Yields on Colombia’s 7.375 percent dollar bonds due in 2019 fell 14 basis points, or 0.14 percentage point, to 4.20 percent, the lowest since Jan. 13, according to data compiled by Bloomberg.
“A lot of people expected it for a very long time,” said Alberto Bernal, head of fixed-income research at Bulltick, a Miami-based brokerage that focuses on Latin America. “I expect Moody’s to move very fast after this. They’ve been very vocal on the possibility of an upgrade coming for Colombia.”
Budget Deficit
The government forecasts the budget deficit will equal 4.1 percent of GDP this year, up from 3.9 percent in 2010.
“Deepening domestic capital markets and improving external liquidity should continue to reduce the level of vulnerability embedded in the sovereign’s debt burden,” S&P said in a statement.

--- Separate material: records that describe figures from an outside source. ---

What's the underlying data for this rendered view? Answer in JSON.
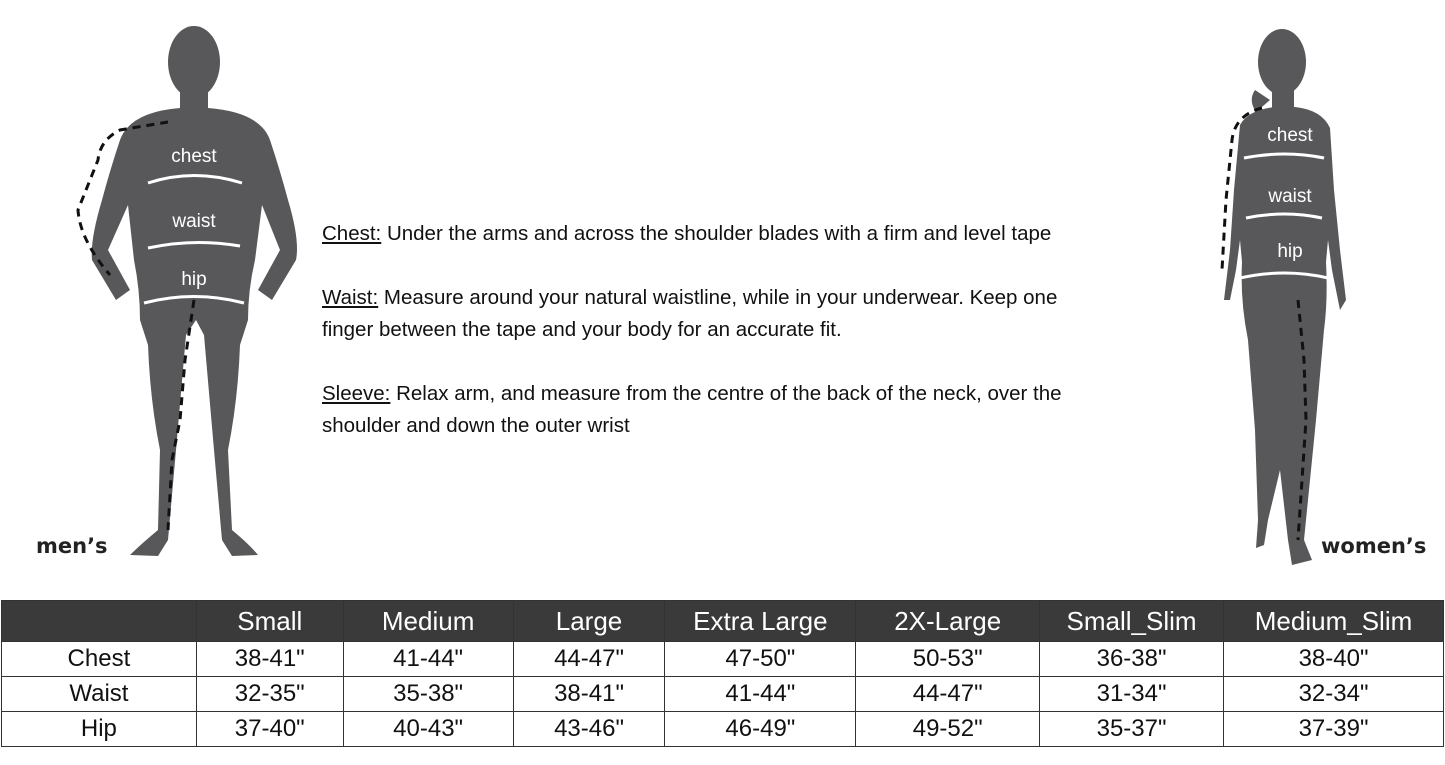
{
  "figures": {
    "men_label": "men’s",
    "women_label": "women’s",
    "body_labels": {
      "chest": "chest",
      "waist": "waist",
      "hip": "hip"
    },
    "silhouette_color": "#58585a"
  },
  "instructions": [
    {
      "term": "Chest:",
      "text": " Under the arms and across the shoulder blades with a firm and level tape"
    },
    {
      "term": "Waist:",
      "text": " Measure around your natural waistline, while in your underwear. Keep one",
      "text2": "finger between the tape and your body for an accurate fit."
    },
    {
      "term": "Sleeve:",
      "text": " Relax arm, and measure from the centre of the back of the neck, over the",
      "text2": "shoulder and down the outer wrist"
    }
  ],
  "size_table": {
    "header_color": "#3a3a3a",
    "columns": [
      "",
      "Small",
      "Medium",
      "Large",
      "Extra Large",
      "2X-Large",
      "Small_Slim",
      "Medium_Slim"
    ],
    "rows": [
      {
        "label": "Chest",
        "values": [
          "38-41\"",
          "41-44\"",
          "44-47\"",
          "47-50\"",
          "50-53\"",
          "36-38\"",
          "38-40\""
        ]
      },
      {
        "label": "Waist",
        "values": [
          "32-35\"",
          "35-38\"",
          "38-41\"",
          "41-44\"",
          "44-47\"",
          "31-34\"",
          "32-34\""
        ]
      },
      {
        "label": "Hip",
        "values": [
          "37-40\"",
          "40-43\"",
          "43-46\"",
          "46-49\"",
          "49-52\"",
          "35-37\"",
          "37-39\""
        ]
      }
    ]
  }
}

Colombia lost its investment grade rating with Moody’s and S&P in 1999, when violence and a banking crisis helped trigger six straight quarters of contraction beginning in 1998.
Santos, who took office in August, and Uribe, his predecessor, have drawn investment by improving security and weakening rebel groups, including the Revolutionary Armed Forces of Colombia, or FARC. Foreign direct investment more than quadrupled in the past decade, to $7.2 billion in 2009 from $1.5 billion in 1999.
“If Santos’s policies continue to be market friendly, and if they are able to hold onto gains that have been achieved in security, there will be further upgrades,” Bernal said.
Colombia’s rating outlook is stable, S&P said.